Pazartesi

düşüyordum zaman gibi. güneş vardı, insanların itaat ettikleri ve gece, sırtlarını dönüp gözlerini yumdukları. dünün son damlaları parmaklarımın arasından kayarken çevremdeki odanın duvarları beni sıkıştırıyor ve tavanı üzerime yıkılıyormuş gibi hissettim, kafamın içinde insanların kahkahaları yankılanıyordu ve bir savunma mekanizması olarak kullandıkları ciddiyetsizlikten ne kadar tiksindiğimi o an anlayıp pencereyi açtım.
parmaklıkların arasından ellerimi ve kollarımın yarısını geçirebiliyordum, ağacın biri dallarını bana uzatmış gibiydi ve ben de ellerimi ona uzattım. bu, oldukça çirkin bir ağaçtı. ona acıdım. bilmukabele, dedi tatlı ve alaycı bir ses. hayır, alaycılık insana mahsustu, yanılıyor olmalıydım. bir şeyler söylemeliydim ama korkuyordum. korkma, dedi aynı ses, sana hikayemi anlatacağım. peki, dinleyelim madem.

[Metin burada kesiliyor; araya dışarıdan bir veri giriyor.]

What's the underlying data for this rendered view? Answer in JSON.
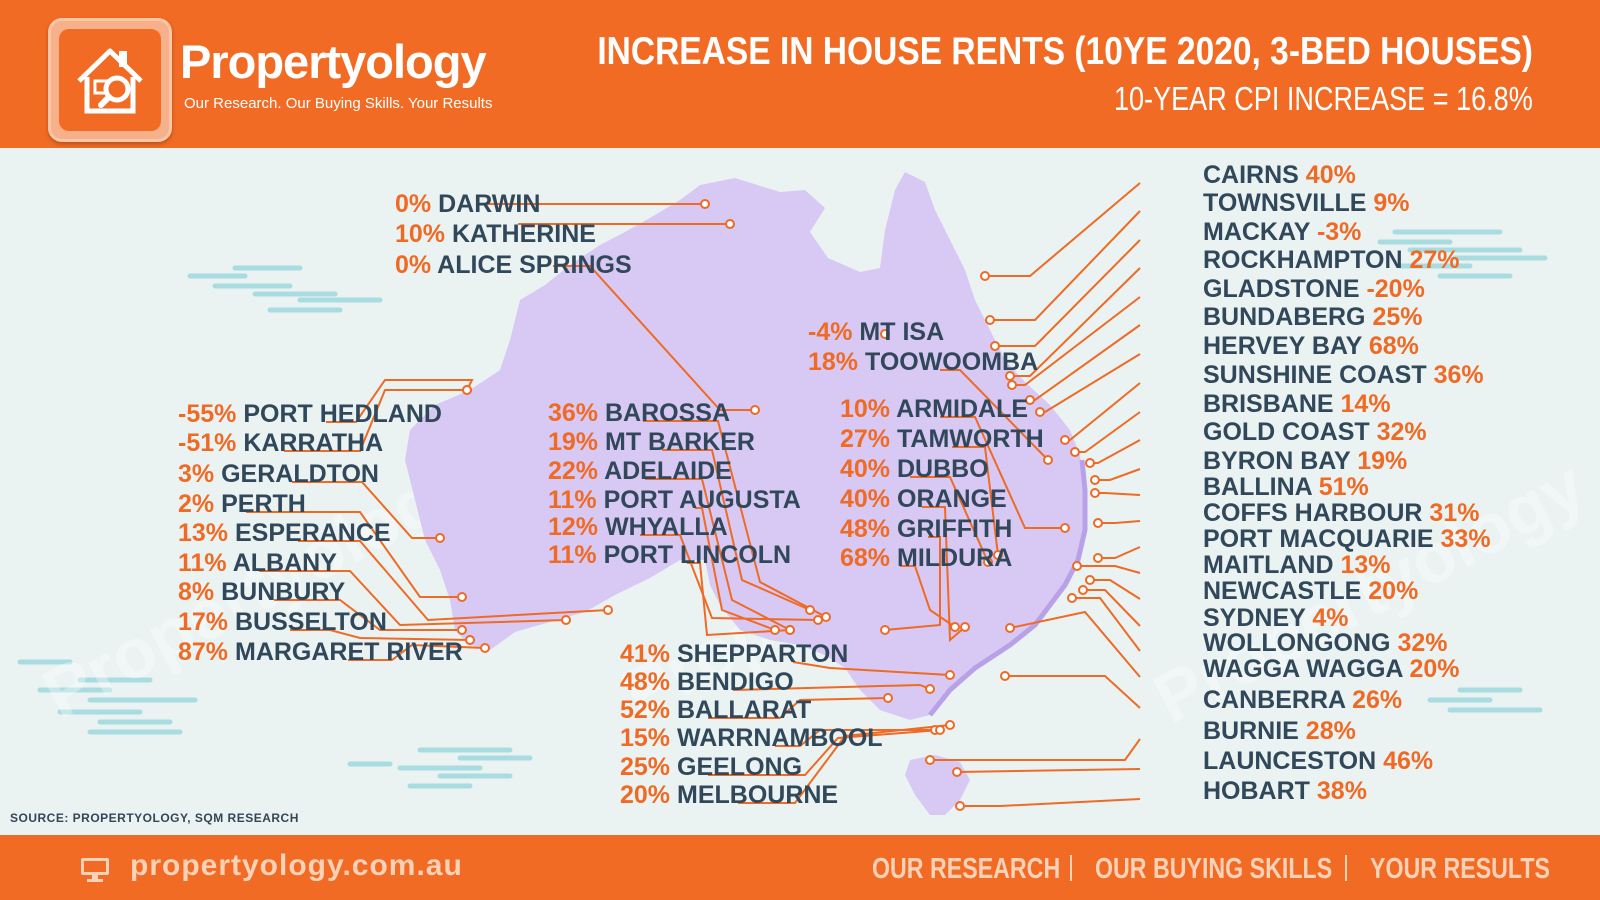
{
  "header": {
    "brand_name": "Propertyology",
    "tagline": "Our Research. Our Buying Skills. Your Results",
    "title": "INCREASE IN HOUSE RENTS (10YE 2020, 3-BED HOUSES)",
    "subtitle": "10-YEAR CPI INCREASE = 16.8%"
  },
  "source": "SOURCE: PROPERTYOLOGY, SQM RESEARCH",
  "watermark": "Propertyology",
  "footer": {
    "website": "propertyology.com.au",
    "links": [
      "OUR RESEARCH",
      "OUR BUYING SKILLS",
      "YOUR RESULTS"
    ]
  },
  "colors": {
    "accent": "#f26b24",
    "map": "#d8c9f4",
    "text": "#31475a",
    "value": "#ef6a24"
  },
  "regions": [
    {
      "pct": "0%",
      "name": "DARWIN",
      "value": 0
    },
    {
      "pct": "10%",
      "name": "KATHERINE",
      "value": 10
    },
    {
      "pct": "0%",
      "name": "ALICE SPRINGS",
      "value": 0
    },
    {
      "pct": "-55%",
      "name": "PORT HEDLAND",
      "value": -55
    },
    {
      "pct": "-51%",
      "name": "KARRATHA",
      "value": -51
    },
    {
      "pct": "3%",
      "name": "GERALDTON",
      "value": 3
    },
    {
      "pct": "2%",
      "name": "PERTH",
      "value": 2
    },
    {
      "pct": "13%",
      "name": "ESPERANCE",
      "value": 13
    },
    {
      "pct": "11%",
      "name": "ALBANY",
      "value": 11
    },
    {
      "pct": "8%",
      "name": "BUNBURY",
      "value": 8
    },
    {
      "pct": "17%",
      "name": "BUSSELTON",
      "value": 17
    },
    {
      "pct": "87%",
      "name": "MARGARET RIVER",
      "value": 87
    },
    {
      "pct": "36%",
      "name": "BAROSSA",
      "value": 36
    },
    {
      "pct": "19%",
      "name": "MT BARKER",
      "value": 19
    },
    {
      "pct": "22%",
      "name": "ADELAIDE",
      "value": 22
    },
    {
      "pct": "11%",
      "name": "PORT AUGUSTA",
      "value": 11
    },
    {
      "pct": "12%",
      "name": "WHYALLA",
      "value": 12
    },
    {
      "pct": "11%",
      "name": "PORT LINCOLN",
      "value": 11
    },
    {
      "pct": "-4%",
      "name": "MT ISA",
      "value": -4
    },
    {
      "pct": "18%",
      "name": "TOOWOOMBA",
      "value": 18
    },
    {
      "pct": "10%",
      "name": "ARMIDALE",
      "value": 10
    },
    {
      "pct": "27%",
      "name": "TAMWORTH",
      "value": 27
    },
    {
      "pct": "40%",
      "name": "DUBBO",
      "value": 40
    },
    {
      "pct": "40%",
      "name": "ORANGE",
      "value": 40
    },
    {
      "pct": "48%",
      "name": "GRIFFITH",
      "value": 48
    },
    {
      "pct": "68%",
      "name": "MILDURA",
      "value": 68
    },
    {
      "pct": "41%",
      "name": "SHEPPARTON",
      "value": 41
    },
    {
      "pct": "48%",
      "name": "BENDIGO",
      "value": 48
    },
    {
      "pct": "52%",
      "name": "BALLARAT",
      "value": 52
    },
    {
      "pct": "15%",
      "name": "WARRNAMBOOL",
      "value": 15
    },
    {
      "pct": "25%",
      "name": "GEELONG",
      "value": 25
    },
    {
      "pct": "20%",
      "name": "MELBOURNE",
      "value": 20
    },
    {
      "pct": "40%",
      "name": "CAIRNS",
      "value": 40
    },
    {
      "pct": "9%",
      "name": "TOWNSVILLE",
      "value": 9
    },
    {
      "pct": "-3%",
      "name": "MACKAY",
      "value": -3
    },
    {
      "pct": "27%",
      "name": "ROCKHAMPTON",
      "value": 27
    },
    {
      "pct": "-20%",
      "name": "GLADSTONE",
      "value": -20
    },
    {
      "pct": "25%",
      "name": "BUNDABERG",
      "value": 25
    },
    {
      "pct": "68%",
      "name": "HERVEY BAY",
      "value": 68
    },
    {
      "pct": "36%",
      "name": "SUNSHINE COAST",
      "value": 36
    },
    {
      "pct": "14%",
      "name": "BRISBANE",
      "value": 14
    },
    {
      "pct": "32%",
      "name": "GOLD COAST",
      "value": 32
    },
    {
      "pct": "19%",
      "name": "BYRON BAY",
      "value": 19
    },
    {
      "pct": "51%",
      "name": "BALLINA",
      "value": 51
    },
    {
      "pct": "31%",
      "name": "COFFS HARBOUR",
      "value": 31
    },
    {
      "pct": "33%",
      "name": "PORT MACQUARIE",
      "value": 33
    },
    {
      "pct": "13%",
      "name": "MAITLAND",
      "value": 13
    },
    {
      "pct": "20%",
      "name": "NEWCASTLE",
      "value": 20
    },
    {
      "pct": "4%",
      "name": "SYDNEY",
      "value": 4
    },
    {
      "pct": "32%",
      "name": "WOLLONGONG",
      "value": 32
    },
    {
      "pct": "20%",
      "name": "WAGGA WAGGA",
      "value": 20
    },
    {
      "pct": "26%",
      "name": "CANBERRA",
      "value": 26
    },
    {
      "pct": "28%",
      "name": "BURNIE",
      "value": 28
    },
    {
      "pct": "46%",
      "name": "LAUNCESTON",
      "value": 46
    },
    {
      "pct": "38%",
      "name": "HOBART",
      "value": 38
    }
  ]
}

fyodor'dur adım. buraya senden de önce düştüm. başka yer görmeden. başka dil bilmeden. işim terzilikti. beni pek sevmezlerdi. kimler olacak canım, kimsecikler. zavallı fyodor ise hep ilgi bekler. demiştim ki, belki belli edemiyorlar. bir fikrim vardı, ellerimde kumaşlar. bir felaket yaratsam, sonra da onları kurtarsam. ama kendimi kurtarmasam da beklesem. beni sevip sevmediklerini de öğrenmiş olurum hem. neden bilmem, insan demek sevgi demekti. belki sevginin dili de emekti. diktim kalın sütunları. kumaşla gerdim dayanıksız tavanını. çağırdım insanları. terzi fyodor'un yeni evinde ziyafet var! gelin! içimden diyordum ki: gelin de tavan çöküyor sanın başınıza, tam o sırada kumaşı çekip enkazı kendi üstüme yıkacağım, gelin. kurtarayım sizi bir güzel. ama uzanmadı hiçbir el. bağırdım, çağırdım, ziyafetime gelecek kimseyi bulamadım. sonunda tek başıma girdim o çatının altına, ölüverdim işte.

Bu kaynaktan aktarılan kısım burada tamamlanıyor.